Estonian-based developer of defence equipment Milrem announces that its highly-applauded unmanned ground vehicle passed rigorous tests by the Defence Forces Logistics Battalion during Spring Storm (Kevadtorm), a simulated battlefield event.
That reported bybusinesswire.com.
Soldiers tested the Milrem vehicle for three days, using it mainly for transporting equipment and materials; something that is typically done manually or with bigger vehicles.
“Previously developed unmanned vehicles only performed specific tasks,” stated Kuldar Väärsi, CEO of Milrem. “However, this ground vehicle, THeMIS, can be customized to carry out different operations, leveraging its unique modular design and robust components,” he added.
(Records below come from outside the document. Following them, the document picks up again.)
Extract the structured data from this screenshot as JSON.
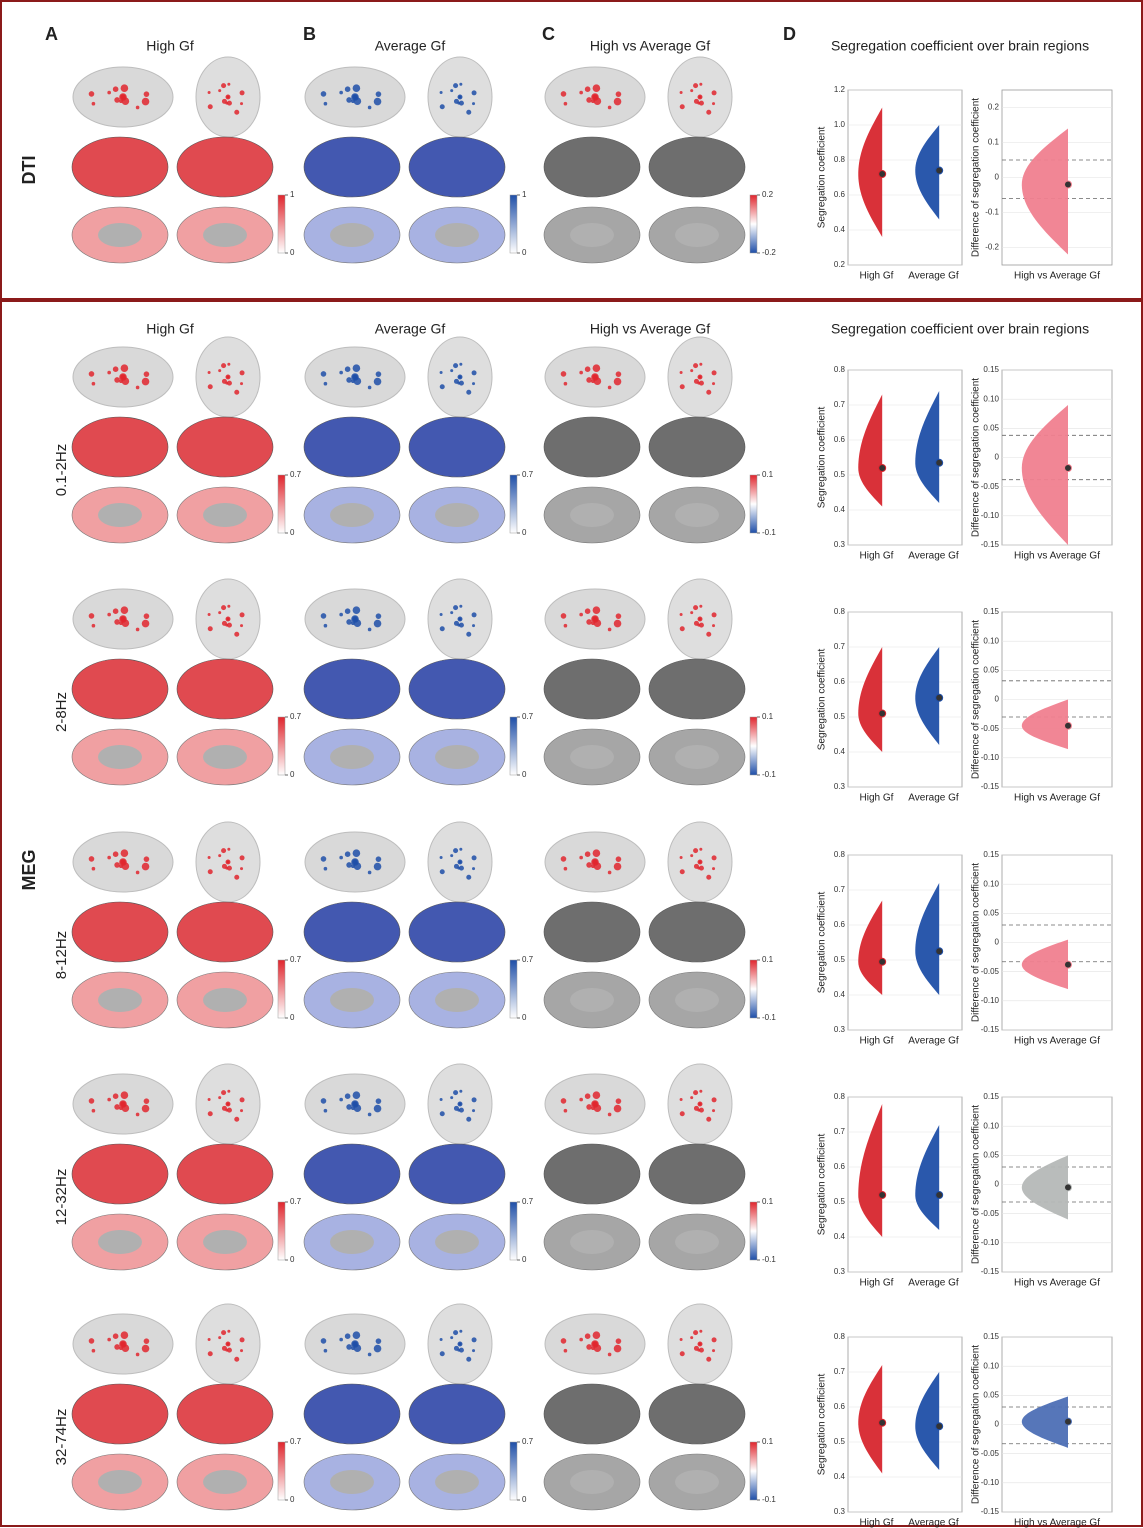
{
  "panel_letters": [
    "A",
    "B",
    "C",
    "D"
  ],
  "sections": [
    {
      "label": "DTI",
      "headers": [
        "High Gf",
        "Average Gf",
        "High vs Average Gf"
      ],
      "d_title": "Segregation coefficient over brain regions",
      "rows": [
        {
          "colorbar_ticks": [
            [
              1,
              0
            ],
            [
              1,
              0
            ],
            [
              0.2,
              -0.2
            ]
          ],
          "charts": [
            {
              "type": "violin",
              "ylabel": "Segregation coefficient",
              "ylim": [
                0.2,
                1.2
              ],
              "yticks": [
                0.2,
                0.4,
                0.6,
                0.8,
                {
                  "value": 1,
                  "label": "1.0"
                },
                1.2
              ],
              "categories": [
                "High Gf",
                "Average Gf"
              ],
              "colors": [
                "#d7262e",
                "#1f4fa8"
              ],
              "means": [
                0.72,
                0.74
              ],
              "ranges": [
                [
                  0.36,
                  1.1
                ],
                [
                  0.46,
                  1.0
                ]
              ]
            },
            {
              "type": "violin",
              "ylabel": "Difference of segregation coefficient",
              "ylim": [
                -0.25,
                0.25
              ],
              "yticks": [
                -0.2,
                -0.1,
                0,
                0.1,
                0.2
              ],
              "categories": [
                "High vs Average Gf"
              ],
              "colors": [
                "#f0808f"
              ],
              "means": [
                -0.02
              ],
              "ranges": [
                [
                  -0.22,
                  0.14
                ]
              ],
              "hlines": [
                0.05,
                -0.06
              ]
            }
          ]
        }
      ]
    },
    {
      "label": "MEG",
      "headers": [
        "High Gf",
        "Average Gf",
        "High vs Average Gf"
      ],
      "d_title": "Segregation coefficient over brain regions",
      "rows": [
        {
          "label": "0.1-2Hz",
          "colorbar_ticks": [
            [
              0.7,
              0
            ],
            [
              0.7,
              0
            ],
            [
              0.1,
              -0.1
            ]
          ],
          "charts": [
            {
              "type": "violin",
              "ylabel": "Segregation coefficient",
              "ylim": [
                0.3,
                0.8
              ],
              "yticks": [
                0.3,
                0.4,
                0.5,
                0.6,
                0.7,
                0.8
              ],
              "categories": [
                "High Gf",
                "Average Gf"
              ],
              "colors": [
                "#d7262e",
                "#1f4fa8"
              ],
              "means": [
                0.52,
                0.535
              ],
              "ranges": [
                [
                  0.41,
                  0.73
                ],
                [
                  0.42,
                  0.74
                ]
              ]
            },
            {
              "type": "violin",
              "ylabel": "Difference of segregation coefficient",
              "ylim": [
                -0.15,
                0.15
              ],
              "yticks": [
                -0.15,
                {
                  "value": -0.1,
                  "label": "-0.10"
                },
                -0.05,
                0,
                0.05,
                {
                  "value": 0.1,
                  "label": "0.10"
                },
                0.15
              ],
              "categories": [
                "High vs Average Gf"
              ],
              "colors": [
                "#f0808f"
              ],
              "means": [
                -0.018
              ],
              "ranges": [
                [
                  -0.15,
                  0.09
                ]
              ],
              "hlines": [
                0.038,
                -0.038
              ]
            }
          ]
        },
        {
          "label": "2-8Hz",
          "colorbar_ticks": [
            [
              0.7,
              0
            ],
            [
              0.7,
              0
            ],
            [
              0.1,
              -0.1
            ]
          ],
          "charts": [
            {
              "type": "violin",
              "ylabel": "Segregation coefficient",
              "ylim": [
                0.3,
                0.8
              ],
              "yticks": [
                0.3,
                0.4,
                0.5,
                0.6,
                0.7,
                0.8
              ],
              "categories": [
                "High Gf",
                "Average Gf"
              ],
              "colors": [
                "#d7262e",
                "#1f4fa8"
              ],
              "means": [
                0.51,
                0.555
              ],
              "ranges": [
                [
                  0.4,
                  0.7
                ],
                [
                  0.42,
                  0.7
                ]
              ]
            },
            {
              "type": "violin",
              "ylabel": "Difference of segregation coefficient",
              "ylim": [
                -0.15,
                0.15
              ],
              "yticks": [
                -0.15,
                {
                  "value": -0.1,
                  "label": "-0.10"
                },
                -0.05,
                0,
                0.05,
                {
                  "value": 0.1,
                  "label": "0.10"
                },
                0.15
              ],
              "categories": [
                "High vs Average Gf"
              ],
              "colors": [
                "#f0808f"
              ],
              "means": [
                -0.045
              ],
              "ranges": [
                [
                  -0.085,
                  0.0
                ]
              ],
              "hlines": [
                0.032,
                -0.03
              ]
            }
          ]
        },
        {
          "label": "8-12Hz",
          "colorbar_ticks": [
            [
              0.7,
              0
            ],
            [
              0.7,
              0
            ],
            [
              0.1,
              -0.1
            ]
          ],
          "charts": [
            {
              "type": "violin",
              "ylabel": "Segregation coefficient",
              "ylim": [
                0.3,
                0.8
              ],
              "yticks": [
                0.3,
                0.4,
                0.5,
                0.6,
                0.7,
                0.8
              ],
              "categories": [
                "High Gf",
                "Average Gf"
              ],
              "colors": [
                "#d7262e",
                "#1f4fa8"
              ],
              "means": [
                0.495,
                0.525
              ],
              "ranges": [
                [
                  0.4,
                  0.67
                ],
                [
                  0.4,
                  0.72
                ]
              ]
            },
            {
              "type": "violin",
              "ylabel": "Difference of segregation coefficient",
              "ylim": [
                -0.15,
                0.15
              ],
              "yticks": [
                -0.15,
                {
                  "value": -0.1,
                  "label": "-0.10"
                },
                -0.05,
                0,
                0.05,
                {
                  "value": 0.1,
                  "label": "0.10"
                },
                0.15
              ],
              "categories": [
                "High vs Average Gf"
              ],
              "colors": [
                "#f0808f"
              ],
              "means": [
                -0.038
              ],
              "ranges": [
                [
                  -0.08,
                  0.005
                ]
              ],
              "hlines": [
                0.03,
                -0.033
              ]
            }
          ]
        },
        {
          "label": "12-32Hz",
          "colorbar_ticks": [
            [
              0.7,
              0
            ],
            [
              0.7,
              0
            ],
            [
              0.1,
              -0.1
            ]
          ],
          "charts": [
            {
              "type": "violin",
              "ylabel": "Segregation coefficient",
              "ylim": [
                0.3,
                0.8
              ],
              "yticks": [
                0.3,
                0.4,
                0.5,
                0.6,
                0.7,
                0.8
              ],
              "categories": [
                "High Gf",
                "Average Gf"
              ],
              "colors": [
                "#d7262e",
                "#1f4fa8"
              ],
              "means": [
                0.52,
                0.52
              ],
              "ranges": [
                [
                  0.4,
                  0.78
                ],
                [
                  0.42,
                  0.72
                ]
              ]
            },
            {
              "type": "violin",
              "ylabel": "Difference of segregation coefficient",
              "ylim": [
                -0.15,
                0.15
              ],
              "yticks": [
                -0.15,
                {
                  "value": -0.1,
                  "label": "-0.10"
                },
                -0.05,
                0,
                0.05,
                {
                  "value": 0.1,
                  "label": "0.10"
                },
                0.15
              ],
              "categories": [
                "High vs Average Gf"
              ],
              "colors": [
                "#b5b8b7"
              ],
              "means": [
                -0.005
              ],
              "ranges": [
                [
                  -0.06,
                  0.05
                ]
              ],
              "hlines": [
                0.03,
                -0.03
              ]
            }
          ]
        },
        {
          "label": "32-74Hz",
          "colorbar_ticks": [
            [
              0.7,
              0
            ],
            [
              0.7,
              0
            ],
            [
              0.1,
              -0.1
            ]
          ],
          "charts": [
            {
              "type": "violin",
              "ylabel": "Segregation coefficient",
              "ylim": [
                0.3,
                0.8
              ],
              "yticks": [
                0.3,
                0.4,
                0.5,
                0.6,
                0.7,
                0.8
              ],
              "categories": [
                "High Gf",
                "Average Gf"
              ],
              "colors": [
                "#d7262e",
                "#1f4fa8"
              ],
              "means": [
                0.555,
                0.545
              ],
              "ranges": [
                [
                  0.41,
                  0.72
                ],
                [
                  0.42,
                  0.7
                ]
              ]
            },
            {
              "type": "violin",
              "ylabel": "Difference of segregation coefficient",
              "ylim": [
                -0.15,
                0.15
              ],
              "yticks": [
                -0.15,
                {
                  "value": -0.1,
                  "label": "-0.10"
                },
                -0.05,
                0,
                0.05,
                {
                  "value": 0.1,
                  "label": "0.10"
                },
                0.15
              ],
              "categories": [
                "High vs Average Gf"
              ],
              "colors": [
                "#4d6fb5"
              ],
              "means": [
                0.005
              ],
              "ranges": [
                [
                  -0.04,
                  0.048
                ]
              ],
              "hlines": [
                0.03,
                -0.033
              ]
            }
          ]
        }
      ]
    }
  ]
}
The operational reliability of THeMIS was put to the test where the Battalion is stationed with tasks typically performed by hand or using bigger vehicles. Supplies such as equipment, water, firewood, fuel or ammunition, previously needing to be transported manually, may now be distributed using this highly rigorous, remote-controlled, unmanned system that can travel through tough terrain, be highly adaptable, and thus, ease the burden of soldiers in the field.
“Ultimately, our goal is to leverage the technologies we have access to today to make a soldier’s life easier by carrying ammunition, firewood, fuel, water and other supplies,” notes Corporal Stern Ilves, a conscript on the Logistics Battalion, describing how the THeMIS can increase the manoeuvre capability.
With the sector for unmanned ground vehicles slated to grow exponentially, Milrem cites the US Army initiative Squad Maneuver Equipment Transport (SMET) which partners the Army with industry to develop requirements and capabilities for enabling robots to haul a squad of soldier gear for a 72-hour patrol.